I’m browsing
in Russian Fairy Tales (Pantheon
Books, 1945), translated by Aleksandr Afanas’ev. “How a Husband . . .” is only
two-thirds of a page long. The first sentence seduces us into the story: “There
was once an innkeeper whose wife loved fairy tales above all else and accepted
as lodgers only those who could tell stories.” We sense a variation on
Scheherazade is coming. “Of course the husband suffered loss because of this,
and he wondered how he could wean his wife away from fairy tales.”
An old man
shows up at the inn on a cold winter night. The innkeeper warns him of his
wife’s rule: “The old man saw he had no choice; he was almost frozen to death.
He said: ‘I can tell stories.’ ‘And you can tell them for a long time?’ ‘All
night.’” And so, for the first time, we see a hint of cunning in the husband.

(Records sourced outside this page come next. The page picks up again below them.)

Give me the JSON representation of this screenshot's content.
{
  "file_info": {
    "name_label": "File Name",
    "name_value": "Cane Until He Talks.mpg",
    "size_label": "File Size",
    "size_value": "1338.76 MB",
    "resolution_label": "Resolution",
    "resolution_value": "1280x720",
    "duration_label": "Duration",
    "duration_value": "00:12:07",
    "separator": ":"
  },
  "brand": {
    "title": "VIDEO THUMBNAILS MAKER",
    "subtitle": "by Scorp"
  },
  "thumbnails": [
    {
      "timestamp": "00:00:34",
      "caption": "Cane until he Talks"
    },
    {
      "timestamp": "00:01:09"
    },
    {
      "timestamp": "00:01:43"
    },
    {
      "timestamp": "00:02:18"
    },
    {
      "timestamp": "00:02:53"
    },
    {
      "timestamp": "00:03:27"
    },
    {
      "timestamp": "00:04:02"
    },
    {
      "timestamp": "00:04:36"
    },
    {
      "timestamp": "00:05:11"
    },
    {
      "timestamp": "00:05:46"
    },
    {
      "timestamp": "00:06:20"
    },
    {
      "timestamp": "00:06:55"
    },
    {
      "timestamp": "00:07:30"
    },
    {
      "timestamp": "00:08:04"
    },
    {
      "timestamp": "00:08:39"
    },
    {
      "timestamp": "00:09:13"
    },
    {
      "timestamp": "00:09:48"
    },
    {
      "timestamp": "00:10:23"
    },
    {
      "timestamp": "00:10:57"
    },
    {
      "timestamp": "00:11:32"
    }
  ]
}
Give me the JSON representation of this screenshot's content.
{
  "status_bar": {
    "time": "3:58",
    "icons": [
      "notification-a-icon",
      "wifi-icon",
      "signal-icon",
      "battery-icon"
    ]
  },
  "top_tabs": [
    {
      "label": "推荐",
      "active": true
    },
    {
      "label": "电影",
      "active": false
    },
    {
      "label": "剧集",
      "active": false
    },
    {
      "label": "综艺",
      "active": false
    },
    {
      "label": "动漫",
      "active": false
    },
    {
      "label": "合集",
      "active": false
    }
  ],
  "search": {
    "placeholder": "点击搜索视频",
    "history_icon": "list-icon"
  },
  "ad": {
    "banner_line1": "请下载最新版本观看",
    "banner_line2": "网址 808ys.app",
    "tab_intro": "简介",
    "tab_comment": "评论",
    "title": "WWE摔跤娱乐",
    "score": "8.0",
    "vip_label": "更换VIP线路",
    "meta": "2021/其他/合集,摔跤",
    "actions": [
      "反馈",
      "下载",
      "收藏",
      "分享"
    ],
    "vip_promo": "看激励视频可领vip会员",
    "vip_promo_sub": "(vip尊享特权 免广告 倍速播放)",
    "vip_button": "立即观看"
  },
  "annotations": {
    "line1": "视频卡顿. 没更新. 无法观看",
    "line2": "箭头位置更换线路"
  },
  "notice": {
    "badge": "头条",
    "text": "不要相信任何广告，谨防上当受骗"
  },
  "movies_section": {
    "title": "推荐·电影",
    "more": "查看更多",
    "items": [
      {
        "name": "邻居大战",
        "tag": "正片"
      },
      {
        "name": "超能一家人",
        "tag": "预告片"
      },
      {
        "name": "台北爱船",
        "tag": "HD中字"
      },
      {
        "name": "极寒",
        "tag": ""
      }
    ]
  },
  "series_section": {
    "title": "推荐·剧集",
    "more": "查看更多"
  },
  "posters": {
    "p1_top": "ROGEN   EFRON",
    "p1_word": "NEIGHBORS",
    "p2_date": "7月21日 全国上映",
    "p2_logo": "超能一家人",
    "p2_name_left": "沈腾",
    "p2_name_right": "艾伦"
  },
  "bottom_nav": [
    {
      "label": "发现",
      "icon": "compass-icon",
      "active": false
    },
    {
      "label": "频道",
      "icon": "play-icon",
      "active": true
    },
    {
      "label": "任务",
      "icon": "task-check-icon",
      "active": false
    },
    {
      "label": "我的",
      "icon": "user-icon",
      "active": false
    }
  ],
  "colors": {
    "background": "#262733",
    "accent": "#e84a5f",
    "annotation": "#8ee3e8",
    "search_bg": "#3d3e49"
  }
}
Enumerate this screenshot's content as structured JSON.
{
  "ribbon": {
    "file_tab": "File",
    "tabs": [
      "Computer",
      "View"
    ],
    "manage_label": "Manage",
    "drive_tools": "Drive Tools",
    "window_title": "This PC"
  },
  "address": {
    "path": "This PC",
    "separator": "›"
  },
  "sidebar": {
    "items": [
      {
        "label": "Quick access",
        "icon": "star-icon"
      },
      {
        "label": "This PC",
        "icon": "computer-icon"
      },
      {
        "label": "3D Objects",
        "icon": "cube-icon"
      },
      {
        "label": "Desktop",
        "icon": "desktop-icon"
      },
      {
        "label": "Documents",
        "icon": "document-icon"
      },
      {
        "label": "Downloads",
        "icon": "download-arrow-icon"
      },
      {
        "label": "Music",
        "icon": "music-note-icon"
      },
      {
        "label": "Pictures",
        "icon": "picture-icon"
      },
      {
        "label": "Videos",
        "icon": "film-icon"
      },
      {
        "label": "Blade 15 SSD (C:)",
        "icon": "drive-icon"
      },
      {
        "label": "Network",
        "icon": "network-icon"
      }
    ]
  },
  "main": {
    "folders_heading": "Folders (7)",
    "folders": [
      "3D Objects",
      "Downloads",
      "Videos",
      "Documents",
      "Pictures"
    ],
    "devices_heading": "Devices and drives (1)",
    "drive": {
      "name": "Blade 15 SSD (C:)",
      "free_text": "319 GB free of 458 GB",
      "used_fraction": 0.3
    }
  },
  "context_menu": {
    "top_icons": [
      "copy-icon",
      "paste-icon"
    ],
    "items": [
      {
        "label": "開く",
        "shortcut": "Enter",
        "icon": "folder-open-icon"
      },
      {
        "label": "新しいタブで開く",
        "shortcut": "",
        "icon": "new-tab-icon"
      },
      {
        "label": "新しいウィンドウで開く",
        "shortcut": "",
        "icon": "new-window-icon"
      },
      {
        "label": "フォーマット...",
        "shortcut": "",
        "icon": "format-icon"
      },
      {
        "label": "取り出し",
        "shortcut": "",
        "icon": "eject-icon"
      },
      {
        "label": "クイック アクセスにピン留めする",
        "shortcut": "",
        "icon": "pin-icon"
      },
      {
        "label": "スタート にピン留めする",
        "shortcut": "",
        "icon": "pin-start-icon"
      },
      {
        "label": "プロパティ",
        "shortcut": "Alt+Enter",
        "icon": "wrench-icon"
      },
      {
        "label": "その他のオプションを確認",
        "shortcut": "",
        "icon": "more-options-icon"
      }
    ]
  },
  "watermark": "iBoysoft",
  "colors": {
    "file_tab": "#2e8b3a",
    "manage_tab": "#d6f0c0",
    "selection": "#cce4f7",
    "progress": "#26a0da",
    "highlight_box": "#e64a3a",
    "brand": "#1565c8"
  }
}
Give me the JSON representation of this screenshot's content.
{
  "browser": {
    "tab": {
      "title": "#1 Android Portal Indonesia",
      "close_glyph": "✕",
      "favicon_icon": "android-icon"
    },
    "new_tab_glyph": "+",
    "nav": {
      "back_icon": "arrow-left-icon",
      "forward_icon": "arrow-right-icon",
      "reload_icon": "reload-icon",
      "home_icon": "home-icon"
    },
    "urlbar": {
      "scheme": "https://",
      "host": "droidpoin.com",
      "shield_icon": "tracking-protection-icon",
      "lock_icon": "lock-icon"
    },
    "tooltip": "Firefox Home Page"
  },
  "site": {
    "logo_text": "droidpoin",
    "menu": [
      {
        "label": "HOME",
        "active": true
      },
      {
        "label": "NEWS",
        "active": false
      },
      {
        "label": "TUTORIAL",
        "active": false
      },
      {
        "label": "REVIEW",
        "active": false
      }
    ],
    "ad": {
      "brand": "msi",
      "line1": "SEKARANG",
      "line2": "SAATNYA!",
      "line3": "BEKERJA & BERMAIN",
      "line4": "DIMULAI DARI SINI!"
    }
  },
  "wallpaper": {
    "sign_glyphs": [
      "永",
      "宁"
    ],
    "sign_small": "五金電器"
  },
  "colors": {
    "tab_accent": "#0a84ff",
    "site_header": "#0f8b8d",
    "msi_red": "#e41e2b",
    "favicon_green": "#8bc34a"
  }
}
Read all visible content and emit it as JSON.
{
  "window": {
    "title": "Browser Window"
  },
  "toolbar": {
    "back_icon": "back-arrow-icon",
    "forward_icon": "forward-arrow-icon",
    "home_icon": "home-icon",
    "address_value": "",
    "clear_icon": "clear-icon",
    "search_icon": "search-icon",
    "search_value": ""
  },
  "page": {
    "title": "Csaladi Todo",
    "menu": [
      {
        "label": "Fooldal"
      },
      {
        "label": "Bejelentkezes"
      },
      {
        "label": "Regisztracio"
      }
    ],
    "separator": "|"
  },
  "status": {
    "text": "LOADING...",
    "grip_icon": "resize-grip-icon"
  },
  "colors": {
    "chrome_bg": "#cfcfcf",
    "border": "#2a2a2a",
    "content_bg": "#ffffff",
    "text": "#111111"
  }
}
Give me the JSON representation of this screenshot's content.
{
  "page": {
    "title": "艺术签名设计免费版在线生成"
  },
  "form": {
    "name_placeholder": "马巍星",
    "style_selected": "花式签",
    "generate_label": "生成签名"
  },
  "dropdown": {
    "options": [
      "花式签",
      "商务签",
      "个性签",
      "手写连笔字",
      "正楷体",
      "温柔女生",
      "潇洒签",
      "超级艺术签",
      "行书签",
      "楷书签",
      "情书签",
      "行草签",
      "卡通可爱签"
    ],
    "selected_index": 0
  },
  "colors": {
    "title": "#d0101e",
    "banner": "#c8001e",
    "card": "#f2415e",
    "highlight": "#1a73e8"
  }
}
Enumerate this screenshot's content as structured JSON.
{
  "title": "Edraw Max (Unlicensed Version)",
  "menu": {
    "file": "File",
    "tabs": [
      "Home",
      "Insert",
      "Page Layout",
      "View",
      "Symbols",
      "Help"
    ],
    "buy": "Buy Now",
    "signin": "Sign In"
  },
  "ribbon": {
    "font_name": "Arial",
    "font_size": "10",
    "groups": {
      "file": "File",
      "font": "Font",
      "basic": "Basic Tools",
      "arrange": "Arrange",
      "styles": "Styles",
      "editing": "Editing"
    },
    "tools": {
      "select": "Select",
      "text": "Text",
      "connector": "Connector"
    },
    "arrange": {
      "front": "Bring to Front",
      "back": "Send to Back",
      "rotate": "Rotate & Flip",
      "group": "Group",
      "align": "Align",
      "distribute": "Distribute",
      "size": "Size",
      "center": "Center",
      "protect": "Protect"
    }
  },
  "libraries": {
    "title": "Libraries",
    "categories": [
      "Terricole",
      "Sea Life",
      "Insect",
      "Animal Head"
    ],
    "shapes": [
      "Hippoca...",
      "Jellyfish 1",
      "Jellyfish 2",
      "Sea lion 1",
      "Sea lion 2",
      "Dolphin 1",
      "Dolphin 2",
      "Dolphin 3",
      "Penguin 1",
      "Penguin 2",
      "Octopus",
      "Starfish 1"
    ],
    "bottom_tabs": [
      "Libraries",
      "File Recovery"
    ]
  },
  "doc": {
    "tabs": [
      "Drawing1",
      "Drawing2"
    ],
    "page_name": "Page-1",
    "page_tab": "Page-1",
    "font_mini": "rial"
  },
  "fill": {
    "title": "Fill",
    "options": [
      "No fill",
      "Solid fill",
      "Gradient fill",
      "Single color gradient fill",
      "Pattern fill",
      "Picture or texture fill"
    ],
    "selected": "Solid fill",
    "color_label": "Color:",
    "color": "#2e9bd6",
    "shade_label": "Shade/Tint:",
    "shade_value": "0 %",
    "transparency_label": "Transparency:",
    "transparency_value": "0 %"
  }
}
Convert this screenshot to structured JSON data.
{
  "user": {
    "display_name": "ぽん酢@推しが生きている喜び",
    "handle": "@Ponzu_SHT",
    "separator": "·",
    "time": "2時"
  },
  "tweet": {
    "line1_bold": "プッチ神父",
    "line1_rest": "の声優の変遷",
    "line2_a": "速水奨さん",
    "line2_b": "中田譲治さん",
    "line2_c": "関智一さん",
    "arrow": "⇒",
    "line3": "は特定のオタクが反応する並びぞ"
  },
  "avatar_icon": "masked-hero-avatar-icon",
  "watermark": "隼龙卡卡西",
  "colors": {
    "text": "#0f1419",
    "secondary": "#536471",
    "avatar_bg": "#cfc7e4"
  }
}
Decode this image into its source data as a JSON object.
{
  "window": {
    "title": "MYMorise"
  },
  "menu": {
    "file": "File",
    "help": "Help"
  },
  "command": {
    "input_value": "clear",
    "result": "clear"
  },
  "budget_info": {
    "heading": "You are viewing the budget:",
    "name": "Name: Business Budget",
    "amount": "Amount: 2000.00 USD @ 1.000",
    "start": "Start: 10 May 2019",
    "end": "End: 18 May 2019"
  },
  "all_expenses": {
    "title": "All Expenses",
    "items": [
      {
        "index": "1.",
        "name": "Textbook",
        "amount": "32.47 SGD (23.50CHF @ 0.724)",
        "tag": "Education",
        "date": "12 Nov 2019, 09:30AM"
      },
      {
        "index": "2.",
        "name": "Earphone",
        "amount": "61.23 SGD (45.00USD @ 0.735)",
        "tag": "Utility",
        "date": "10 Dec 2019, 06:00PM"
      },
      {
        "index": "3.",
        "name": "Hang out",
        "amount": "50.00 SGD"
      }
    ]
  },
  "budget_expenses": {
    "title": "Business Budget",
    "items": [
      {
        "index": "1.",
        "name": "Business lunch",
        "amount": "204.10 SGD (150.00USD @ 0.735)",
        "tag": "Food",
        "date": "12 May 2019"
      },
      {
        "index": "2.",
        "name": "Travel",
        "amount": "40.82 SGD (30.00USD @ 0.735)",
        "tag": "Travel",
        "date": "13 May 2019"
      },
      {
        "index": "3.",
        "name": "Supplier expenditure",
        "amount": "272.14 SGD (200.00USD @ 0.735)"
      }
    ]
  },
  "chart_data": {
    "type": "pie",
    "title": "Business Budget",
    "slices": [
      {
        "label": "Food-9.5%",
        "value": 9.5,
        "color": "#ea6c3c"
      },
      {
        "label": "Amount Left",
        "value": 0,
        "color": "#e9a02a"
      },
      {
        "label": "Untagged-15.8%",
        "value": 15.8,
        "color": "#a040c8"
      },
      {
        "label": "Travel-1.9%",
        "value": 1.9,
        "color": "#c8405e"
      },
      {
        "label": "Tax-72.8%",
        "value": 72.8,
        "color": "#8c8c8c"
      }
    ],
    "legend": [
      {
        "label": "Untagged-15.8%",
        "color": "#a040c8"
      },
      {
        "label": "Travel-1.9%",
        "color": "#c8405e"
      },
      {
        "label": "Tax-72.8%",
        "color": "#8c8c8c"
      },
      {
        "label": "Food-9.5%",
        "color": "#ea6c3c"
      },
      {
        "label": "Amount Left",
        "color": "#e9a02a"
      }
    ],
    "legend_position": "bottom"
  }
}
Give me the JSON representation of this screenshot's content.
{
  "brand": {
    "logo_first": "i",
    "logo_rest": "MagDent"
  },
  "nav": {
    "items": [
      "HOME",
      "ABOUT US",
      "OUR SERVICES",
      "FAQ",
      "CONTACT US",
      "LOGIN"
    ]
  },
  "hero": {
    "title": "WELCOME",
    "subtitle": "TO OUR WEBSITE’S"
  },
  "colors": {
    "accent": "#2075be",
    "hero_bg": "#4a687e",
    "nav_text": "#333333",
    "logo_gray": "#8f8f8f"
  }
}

He warns his wife she cannot interrupt or argue with the storyteller. If she
does, the stories will cease. The old man begins:
“‘An owl
flew by a garden, sat on a tree trunk, and drank some water. An owl flew into a
garden, sat on a tree truck, and drank some water.”
He repeats
the same sentence, like a Russian Gertrude Stein, the wife throws a tantrum,
and the old man says: “Why do you interrupt me? I told you not to argue with
me! That was only the beginning; it was going to change later.’” You can see
where this is going. The husband upbraids his wife, perhaps for the first time,
and reverts to Russian peasant form: “And he thrashed her and thrashed her, so
that she began to hate stories and from that time on forswore listening to
them.”
There’s a
postmodern moral in there somewhere, assuming such a thing exists.